Critiquing the Concept of Blowback
One of the things that originally attracted me to libertarianism about 20 years ago was the concept of “blowback”. I assume most on this sub are familiar with the idea, but if you are not, it is the idea that the US meddles in some other part of the world, stirs things up, and triggers some unintended consequences that later prove disastrous. The prime example is 9/11, but Russia’s invasion of Ukraine is being cited by some as a more recent example, and there are others that are commonly thrown around (e.g. the Iranian revolution).
To be clear, I still strongly support a humble foreign policy, both for moral and practical reasons. I am largely a pacifist. But I don’t really believe in blowback anymore and think it is mostly nonsense that makes people feel good, on par with conspiracy theories.

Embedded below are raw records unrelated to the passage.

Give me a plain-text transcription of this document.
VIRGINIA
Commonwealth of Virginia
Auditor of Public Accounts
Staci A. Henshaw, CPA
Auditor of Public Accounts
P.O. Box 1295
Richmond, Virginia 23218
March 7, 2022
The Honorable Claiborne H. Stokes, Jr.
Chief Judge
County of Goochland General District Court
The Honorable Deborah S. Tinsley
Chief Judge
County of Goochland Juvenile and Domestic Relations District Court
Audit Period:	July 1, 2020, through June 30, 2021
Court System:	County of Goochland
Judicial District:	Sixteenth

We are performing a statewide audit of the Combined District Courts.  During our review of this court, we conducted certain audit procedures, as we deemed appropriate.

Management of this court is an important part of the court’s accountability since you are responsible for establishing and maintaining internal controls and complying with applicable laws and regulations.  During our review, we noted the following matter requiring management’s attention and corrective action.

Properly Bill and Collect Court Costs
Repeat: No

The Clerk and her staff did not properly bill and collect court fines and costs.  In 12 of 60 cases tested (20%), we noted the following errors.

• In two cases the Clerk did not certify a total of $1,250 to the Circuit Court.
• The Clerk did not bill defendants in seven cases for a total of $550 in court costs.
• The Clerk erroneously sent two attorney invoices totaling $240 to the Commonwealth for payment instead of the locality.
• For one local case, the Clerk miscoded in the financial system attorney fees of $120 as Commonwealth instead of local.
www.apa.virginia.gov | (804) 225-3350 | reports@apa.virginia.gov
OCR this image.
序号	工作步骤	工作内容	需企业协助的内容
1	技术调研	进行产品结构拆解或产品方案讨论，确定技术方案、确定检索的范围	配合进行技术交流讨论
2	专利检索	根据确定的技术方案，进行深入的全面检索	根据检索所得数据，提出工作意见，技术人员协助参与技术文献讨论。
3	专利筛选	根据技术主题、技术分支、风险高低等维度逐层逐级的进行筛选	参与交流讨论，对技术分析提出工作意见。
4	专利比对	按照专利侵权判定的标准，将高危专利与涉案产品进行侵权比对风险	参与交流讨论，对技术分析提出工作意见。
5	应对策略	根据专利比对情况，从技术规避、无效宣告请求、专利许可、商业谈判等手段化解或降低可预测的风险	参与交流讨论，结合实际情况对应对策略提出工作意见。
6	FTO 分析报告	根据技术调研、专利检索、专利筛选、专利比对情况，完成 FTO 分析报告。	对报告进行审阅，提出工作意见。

To many on the right, the concept of blowback doesn’t make them feel good. Like Giuliani in his famous exchange with Ron Paul, the idea that the US did something wrong or immoral makes them feel very bad. But for some people of a certain psychological disposition, it’s actually comforting, because it suggests a solution. We can reframe 9/11 from a random act of violence to something that was the obvious, controllable consequence of something we specifically did. This is comforting, because it means if we simply stop doing that bad thing we are doing, we won’t have to worry about another 9/11 or anything like it in the future.
I used to believe this — really, I did — but I don’t anymore. And the reason why is because the more I learned about history and international relations, the more I realized the concept of blowback can’t really be falsified or used to make predictions, and therefore, it is more akin to a religious belief.
Take the example of 9/11. Bin Laden writes in his letter that he did 9/11 because the US backed the Saudi regime and had military bases near Muslim holy land. Seems reasonable. But the US has military bases in 100 countries, and has a presence near various holy lands of virtually every religion. The US supports now, and certainly has in the past supported, many brutal dictatorships across the globe. And yet, there’s only one 9/11. Why didn’t we have, say, a Korean Osama Bin Laden? The US has military bases all over Korea, for example, including near shrines. What’s the explanation there (I know Korea is a functioning democracy today, but it had a dictator that the US backed for 20 years)?
Another example would be the Iranian Revolution. Yes, the US helped install the Shah. But the Shah was only one such example. Why wasn’t there, say, a similar revolution in Chile (US installed Pinochet under similar circumstances)? Or Brazil (again, socialist-friendly democratically elected leader overthrown for military dictator)? I can go on.
Take Russia now. If the US’s meddling in Ukraine is what prompted Putin to invade, where was he when the Baltic countries joined NATO?
I am not excusing any of this. I do not agree with it, and think Americans and most of the rest of the world would be better off had we not intervened. But I simply don’t think the idea of blowback represents an accurate picture of the world, or gives you any real insight.
Simply put, the US is meddling in world affairs often, and often has in the past. If you wait for something bad to happen — bad things always happen, that is the nature of the world — and you go digging for US involvement at some point in the past, you will certainly find it. But that doesn’t mean the two things are related, or that one caused the other.
If you don’t agree, and remain a proponent of blowback, I would ask that you specifically, and concretely give a few specific predictions about things that will happen in the future because of US meddling.